First, I want to extend a big thanks to the whole TT community for helping me plan this trip and many previous adventures.

Second, an overview of the Guiyang to Yangshou route is in order. Although the distance between the two places is less than 500 km, as-the-crow-flies, there's a good two to three weeks worth of scenery on this route.

Guizhou Provence is one of the poorest areas of China. And as a result, it's escaping, or at least delaying much of the rapid development/homogenization that's gripping rest of the land. What you'll here see are small (for China) and grimy but interesting cities and several tribal villages still clinging to their indigenous cultures, as well as forests, rice terraces and river life. The highlights of the route are the beautiful villages of Xijiang and Zhaoxing as well as the bus rides themselves.

Travel is by chicken bus, but more comfortable than many places I've visited. Major sights are rarely farther than six or eight hours apart. So you'll have time to explore once you arrive at your next stop. Hotels and guesthouses are basic, but fine. Food is cheap, tasty, and plentiful. Outside of Zhaoxing and Changyang, little-to-no English is spoken. To me this only enhances the experience.
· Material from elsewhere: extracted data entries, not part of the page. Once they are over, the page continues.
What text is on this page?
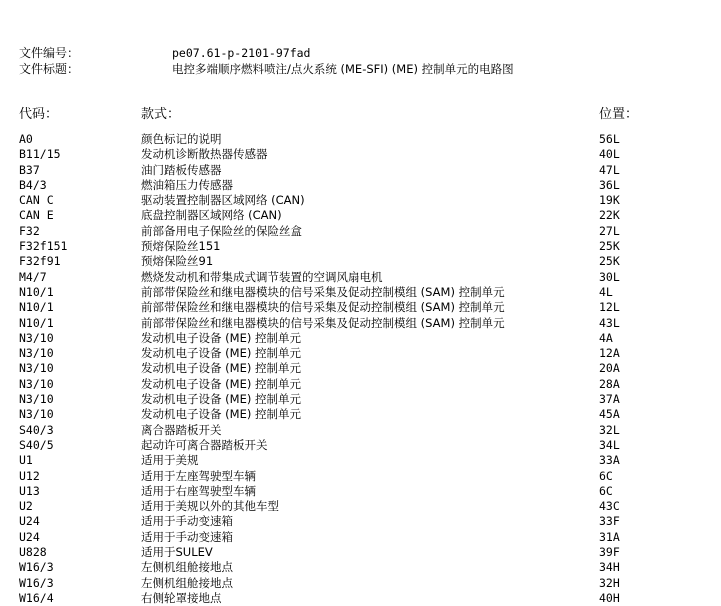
文件编号：	pe07.61-p-2101-97fad
文件标题：	电控多端顺序燃料喷注/点火系统 (ME-SFI) (ME) 控制单元的电路图
代码：	款式：	位置：
A0	颜色标记的说明	56L
B11/15	发动机诊断散热器传感器	40L
B37	油门踏板传感器	47L
B4/3	燃油箱压力传感器	36L
CAN C	驱动装置控制器区域网络 (CAN)	19K
CAN E	底盘控制器区域网络 (CAN)	22K
F32	前部备用电子保险丝的保险丝盒	27L
F32f151	预熔保险丝151	25K
F32f91	预熔保险丝91	25K
M4/7	燃烧发动机和带集成式调节装置的空调风扇电机	30L
N10/1	前部带保险丝和继电器模块的信号采集及促动控制模组 (SAM) 控制单元	4L
N10/1	前部带保险丝和继电器模块的信号采集及促动控制模组 (SAM) 控制单元	12L
N10/1	前部带保险丝和继电器模块的信号采集及促动控制模组 (SAM) 控制单元	43L
N3/10	发动机电子设备 (ME) 控制单元	4A
N3/10	发动机电子设备 (ME) 控制单元	12A
N3/10	发动机电子设备 (ME) 控制单元	20A
N3/10	发动机电子设备 (ME) 控制单元	28A
N3/10	发动机电子设备 (ME) 控制单元	37A
N3/10	发动机电子设备 (ME) 控制单元	45A
S40/3	离合器踏板开关	32L
S40/5	起动许可离合器踏板开关	34L
U1	适用于美规	33A
U12	适用于左座驾驶型车辆	6C
U13	适用于右座驾驶型车辆	6C
U2	适用于美规以外的其他车型	43C
U24	适用于手动变速箱	33F
U24	适用于手动变速箱	31A
U828	适用于SULEV	39F
W16/3	左侧机组舱接地点	34H
W16/3	左侧机组舱接地点	32H
W16/4	右侧轮罩接地点	40H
But a phrase book is invaluable.

I would highly recommend this area for the more adventurous or experienced traveler looking to see a side of China that is rapidly disappearing. This route is definitely off the well traveled track, but still very accessible. Zhaoxing is one of the crown jewels of China and only two short bus-days from Yangshou. Xijiang is four days out and just as interesting. Yet both places are relatively unknown. But not for long!